Es ist dem Autor gelungen, Machiavelli im Kontext seiner Zeit zu schildern. Schon die relative Ruhe zu Zeiten Lorenzos war einem fragilen Gleichgewicht geschuldet, das immer wieder durch kleinere militärische Auseinandersetzungen unterbrochen wurde. Da der Vatikan jedoch während einmütiger Phasen nicht gedieh, verbündete er sich regelmäßig mit ausländischen Kräften, um die Harmonie aufzubrechen. Doch spätestens 1494 zerbrachen mit dem Einmarsch der Franzosen die lokalen Allianzen. Dass Friede eine notwendige Bedingung von Ruhe und allgemeinem Wohlstand war, wusste Machiavelli schon ein Jahrhundert vor Hobbes.
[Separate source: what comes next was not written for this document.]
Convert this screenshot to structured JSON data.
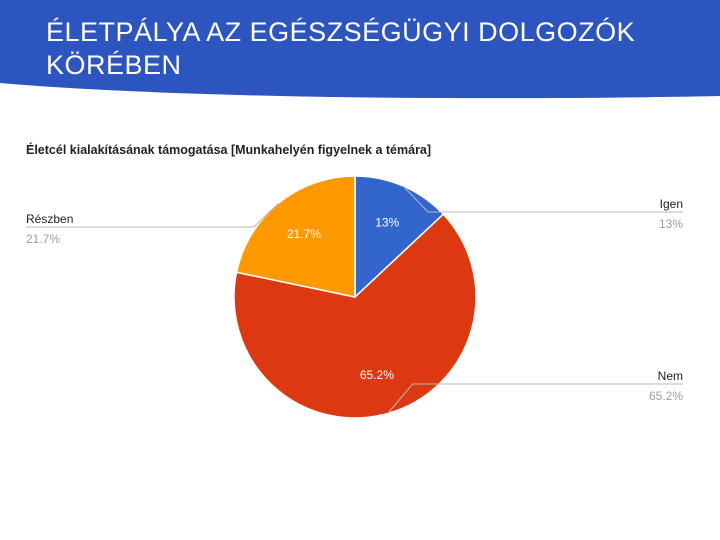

Und so muss man den Doktrinen des Machiavelli stets voranstellen: Wenn Krieg oder Unrecht herrschen, dann ... Insofern kann man Machiavelli wohl als friedfertigen Republikaner betrachten. Da Frieden in der Republik Florenz jedoch nie von Dauer war, enthielt sein politisches Konzept auch Verhaltensregeln für den Fall kriegerischer Auseinandersetzungen, und nur die haben im öffentlichen Bewusstsein überlebt.

Fazit:
Es stellt sich durchaus die Frage, ob man in Sachen Machiavelli eine tiefschürfende Werkschau und eine authentische Biografie zusammen in einem Opus präsentieren kann. Möchte man die Werkschau, muss man, wie Münkler das tat, bei den Eleaten anfangen und darf erst in der Neuzeit enden. Will man hingegen die Biografie dieses Mannes schreiben, so muss man ihm gelegentlich auch auf seinen nächtlichen Ab- und Umwegen folgen. Und beides zusammen dürfte zwischen zwei Buchdeckeln kaum gelingen. So haben wir in der deutschsprachigen Buchwelt das Glück, Herfried Münklers brillante philosophische Analyse lesen zu können und Ross King bei seinen persönlichen und ereignisgeschichtlichen Streifzügen durch die Welt Machiavellis folgen zu dürfen. Münkler interessiert sich kaum für den Menschen hinter den Machiavelli'schen Ideen, und Ross schwächelt ein wenig hinsichtlich des Opus und seiner geistesgeschichtlichen Einordnung. Ein Rezensent des britischen "Independent" begrüßte es allerdings auch, dass der Autor es vermied, den Haufen der Machiavelli'schen Interpretationen zu vergrößern. Vielleicht ist das Fehlen geistesgeschichtlicher Momente dem englischen Markt geschuldet.

Solange das umfassende und alles überragende Machiavelli-Buch noch immer seines Autors zu harren scheint und dies vielleicht auch muss, erfordert eine Annäherung an den facettenreichen Florentiner einen persönlichen Leseplan, dessen biografischen Teil man allerdings getrost Ross King und dem vorliegenden Band anvertrauen darf.

Das Buch umfasst 288 Seiten und enthält 14 monochrome Abbildungen. Der Anhang ergänzt mit Anmerkungen, Zeittafel, Literaturhinweisen, Bildnachweis sowie einem Personenregister.

(Klaus Prinz; 10/2009)


Ross King: "Machiavelli. Philosoph der Macht"
(Originaltitel "Machiavelli")
Deutsch von Stefanie Kremer.
Albrecht Knaus Verlag, 2009. 288 Seiten.